Marco Troncone, Geschäftsführer von Aeroporti di Roma, dem Betreiber der Flughäfen Fiumicino und Ciampino, erklärte, es sei unerlässlich, bestimmte biometrische Kontrollen vorübergehend auszusetzen, um schwerwiegende Engpässe während der Sommerhochzeit zu vermeiden.

Er stufte das aktuelle Risikoniveau auf einer Skala von eins bis zehn mit „acht oder neun“ ein und argumentierte, dass das neue Registrierungsverfahren für Nicht-EU-Passagiere nicht mit den erwarteten Passagierströmen vereinbar sei; folglich bestehe die einzige Lösung darin, „das Ventil zu öffnen“, da es unmöglich sei, alle erforderlichen Registrierungen abzuschließen.

Das EES trat nach wiederholten Verzögerungen Mitte April in Kraft und verpflichtet Bürger aus Nicht-EU-Ländern, bei ihrer ersten Einreise in den Schengen-Raum Fingerabdrücke und Fotos abzugeben, mit dem Ziel, die Sicherheit der Außengrenzen der Union zu stärken.

Seit ihrer Einführung leidet die Plattform jedoch unter chronischen technischen Störungen, was bereits vor der Hochsaison zu langen Warteschlangen an den Flughäfen geführt hat.

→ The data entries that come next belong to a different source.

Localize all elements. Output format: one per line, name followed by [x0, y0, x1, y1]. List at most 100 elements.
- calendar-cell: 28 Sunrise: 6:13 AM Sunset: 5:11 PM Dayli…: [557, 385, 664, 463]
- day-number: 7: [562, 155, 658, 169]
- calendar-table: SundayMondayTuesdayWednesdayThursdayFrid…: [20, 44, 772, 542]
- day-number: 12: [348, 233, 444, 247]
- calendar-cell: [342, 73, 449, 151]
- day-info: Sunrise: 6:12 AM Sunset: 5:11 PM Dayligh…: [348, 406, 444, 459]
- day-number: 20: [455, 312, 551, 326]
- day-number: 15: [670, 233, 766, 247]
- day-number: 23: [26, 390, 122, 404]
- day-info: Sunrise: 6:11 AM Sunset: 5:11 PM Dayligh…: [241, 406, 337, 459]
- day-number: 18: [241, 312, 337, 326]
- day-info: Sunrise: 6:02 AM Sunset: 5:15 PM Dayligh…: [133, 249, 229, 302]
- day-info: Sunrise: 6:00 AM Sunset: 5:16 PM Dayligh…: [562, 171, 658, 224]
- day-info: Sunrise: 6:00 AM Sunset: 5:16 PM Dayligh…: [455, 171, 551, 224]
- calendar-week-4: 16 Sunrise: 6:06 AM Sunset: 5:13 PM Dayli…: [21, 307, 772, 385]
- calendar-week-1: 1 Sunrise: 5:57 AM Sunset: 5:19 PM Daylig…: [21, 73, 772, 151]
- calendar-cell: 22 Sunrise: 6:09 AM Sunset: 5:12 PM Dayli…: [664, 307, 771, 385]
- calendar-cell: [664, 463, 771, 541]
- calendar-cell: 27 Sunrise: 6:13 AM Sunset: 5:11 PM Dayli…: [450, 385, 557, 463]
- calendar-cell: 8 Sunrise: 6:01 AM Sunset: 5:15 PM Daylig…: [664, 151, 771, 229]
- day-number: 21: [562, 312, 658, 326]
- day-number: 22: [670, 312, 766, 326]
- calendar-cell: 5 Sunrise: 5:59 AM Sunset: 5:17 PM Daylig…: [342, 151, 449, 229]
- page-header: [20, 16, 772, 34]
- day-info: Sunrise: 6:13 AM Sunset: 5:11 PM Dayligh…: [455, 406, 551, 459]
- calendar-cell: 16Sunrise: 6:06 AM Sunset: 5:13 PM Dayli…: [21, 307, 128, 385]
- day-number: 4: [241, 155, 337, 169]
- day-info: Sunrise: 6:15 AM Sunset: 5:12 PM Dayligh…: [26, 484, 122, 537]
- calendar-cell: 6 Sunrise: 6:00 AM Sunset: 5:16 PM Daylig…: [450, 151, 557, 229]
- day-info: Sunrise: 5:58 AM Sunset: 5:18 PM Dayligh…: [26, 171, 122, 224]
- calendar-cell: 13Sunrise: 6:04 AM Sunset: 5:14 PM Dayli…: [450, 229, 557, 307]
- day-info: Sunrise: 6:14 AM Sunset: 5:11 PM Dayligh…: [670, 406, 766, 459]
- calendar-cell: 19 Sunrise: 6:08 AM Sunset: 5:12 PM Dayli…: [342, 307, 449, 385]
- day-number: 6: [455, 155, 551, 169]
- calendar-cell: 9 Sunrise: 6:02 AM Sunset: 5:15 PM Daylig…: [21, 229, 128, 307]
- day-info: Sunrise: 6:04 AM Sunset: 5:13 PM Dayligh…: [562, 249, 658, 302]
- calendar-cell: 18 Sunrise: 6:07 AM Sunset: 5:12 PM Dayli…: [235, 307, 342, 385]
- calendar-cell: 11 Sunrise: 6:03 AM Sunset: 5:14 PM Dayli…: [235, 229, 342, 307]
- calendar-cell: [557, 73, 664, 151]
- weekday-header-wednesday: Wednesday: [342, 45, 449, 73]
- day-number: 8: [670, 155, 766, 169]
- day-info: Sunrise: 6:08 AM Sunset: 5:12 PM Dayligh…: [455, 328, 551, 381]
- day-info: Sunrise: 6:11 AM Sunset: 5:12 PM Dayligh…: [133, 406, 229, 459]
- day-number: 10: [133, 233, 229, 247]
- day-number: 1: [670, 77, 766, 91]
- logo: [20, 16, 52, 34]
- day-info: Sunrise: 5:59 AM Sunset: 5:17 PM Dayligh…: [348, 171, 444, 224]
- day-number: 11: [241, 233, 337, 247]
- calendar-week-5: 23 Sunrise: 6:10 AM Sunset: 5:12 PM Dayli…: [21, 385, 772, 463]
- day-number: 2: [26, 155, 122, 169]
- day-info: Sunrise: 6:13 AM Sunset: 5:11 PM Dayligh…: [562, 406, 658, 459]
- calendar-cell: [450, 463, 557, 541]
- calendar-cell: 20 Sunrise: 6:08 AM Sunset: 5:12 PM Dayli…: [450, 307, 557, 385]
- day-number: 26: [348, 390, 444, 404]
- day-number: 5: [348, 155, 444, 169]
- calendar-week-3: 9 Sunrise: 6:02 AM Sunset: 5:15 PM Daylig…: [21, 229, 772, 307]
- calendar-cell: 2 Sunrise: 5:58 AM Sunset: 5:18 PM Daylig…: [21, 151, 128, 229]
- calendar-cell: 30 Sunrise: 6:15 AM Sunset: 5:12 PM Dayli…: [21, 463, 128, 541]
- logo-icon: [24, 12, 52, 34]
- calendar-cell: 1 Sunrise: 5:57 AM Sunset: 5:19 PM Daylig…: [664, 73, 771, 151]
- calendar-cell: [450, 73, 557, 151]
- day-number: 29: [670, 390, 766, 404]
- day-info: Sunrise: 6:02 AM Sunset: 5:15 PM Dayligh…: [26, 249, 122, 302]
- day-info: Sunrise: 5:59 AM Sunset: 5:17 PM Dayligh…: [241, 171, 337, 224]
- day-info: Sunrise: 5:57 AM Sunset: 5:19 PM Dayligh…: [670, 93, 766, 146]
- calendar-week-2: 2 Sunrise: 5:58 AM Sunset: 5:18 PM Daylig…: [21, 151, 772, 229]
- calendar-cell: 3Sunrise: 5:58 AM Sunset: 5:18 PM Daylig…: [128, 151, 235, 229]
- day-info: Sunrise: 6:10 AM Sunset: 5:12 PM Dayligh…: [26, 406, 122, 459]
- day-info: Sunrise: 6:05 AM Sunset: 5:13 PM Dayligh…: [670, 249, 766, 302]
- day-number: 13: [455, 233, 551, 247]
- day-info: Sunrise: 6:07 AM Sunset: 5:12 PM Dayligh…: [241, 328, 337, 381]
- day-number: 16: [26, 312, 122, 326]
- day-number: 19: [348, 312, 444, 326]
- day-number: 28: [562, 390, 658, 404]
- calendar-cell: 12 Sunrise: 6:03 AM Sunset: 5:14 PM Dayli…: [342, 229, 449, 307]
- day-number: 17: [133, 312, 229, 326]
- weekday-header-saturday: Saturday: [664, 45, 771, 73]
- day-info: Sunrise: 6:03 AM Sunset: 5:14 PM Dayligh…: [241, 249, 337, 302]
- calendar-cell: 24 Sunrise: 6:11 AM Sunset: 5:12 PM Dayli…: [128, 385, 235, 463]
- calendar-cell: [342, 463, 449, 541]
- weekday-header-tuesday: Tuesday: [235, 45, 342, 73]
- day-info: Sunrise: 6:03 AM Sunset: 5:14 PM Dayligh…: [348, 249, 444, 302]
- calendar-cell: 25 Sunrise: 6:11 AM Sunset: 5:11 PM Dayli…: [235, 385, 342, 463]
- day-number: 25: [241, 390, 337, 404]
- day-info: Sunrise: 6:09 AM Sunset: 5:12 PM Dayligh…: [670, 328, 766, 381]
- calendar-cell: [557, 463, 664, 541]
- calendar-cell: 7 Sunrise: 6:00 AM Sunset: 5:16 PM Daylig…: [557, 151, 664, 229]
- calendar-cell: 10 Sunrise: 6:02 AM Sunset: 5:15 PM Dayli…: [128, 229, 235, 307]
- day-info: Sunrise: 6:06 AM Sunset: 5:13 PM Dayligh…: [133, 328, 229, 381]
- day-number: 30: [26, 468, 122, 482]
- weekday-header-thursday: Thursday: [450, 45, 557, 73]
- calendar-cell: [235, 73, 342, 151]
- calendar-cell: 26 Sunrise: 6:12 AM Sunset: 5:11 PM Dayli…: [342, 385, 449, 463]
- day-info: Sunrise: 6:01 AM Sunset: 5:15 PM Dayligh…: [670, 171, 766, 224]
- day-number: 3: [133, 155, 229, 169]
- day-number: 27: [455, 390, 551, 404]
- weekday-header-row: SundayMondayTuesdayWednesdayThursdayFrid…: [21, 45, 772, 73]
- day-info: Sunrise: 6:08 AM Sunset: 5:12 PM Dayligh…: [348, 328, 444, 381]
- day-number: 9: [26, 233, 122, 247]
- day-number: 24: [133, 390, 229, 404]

Zu den von den Betreibern genannten Hauptproblemen zählen Fehlfunktionen an den Selbstbedienungskiosken sowie Fehler, die Passagiere, die sich bereits registriert haben, dazu zwingen, den gesamten Vorgang zu wiederholen. Olivier Jankovec, Generaldirektor des Flughafenverbands ACI Europe, kritisierte diese Automatisierungsprobleme direkt und betonte, dass die automatisierten Systeme nicht wie vorgesehen funktionieren.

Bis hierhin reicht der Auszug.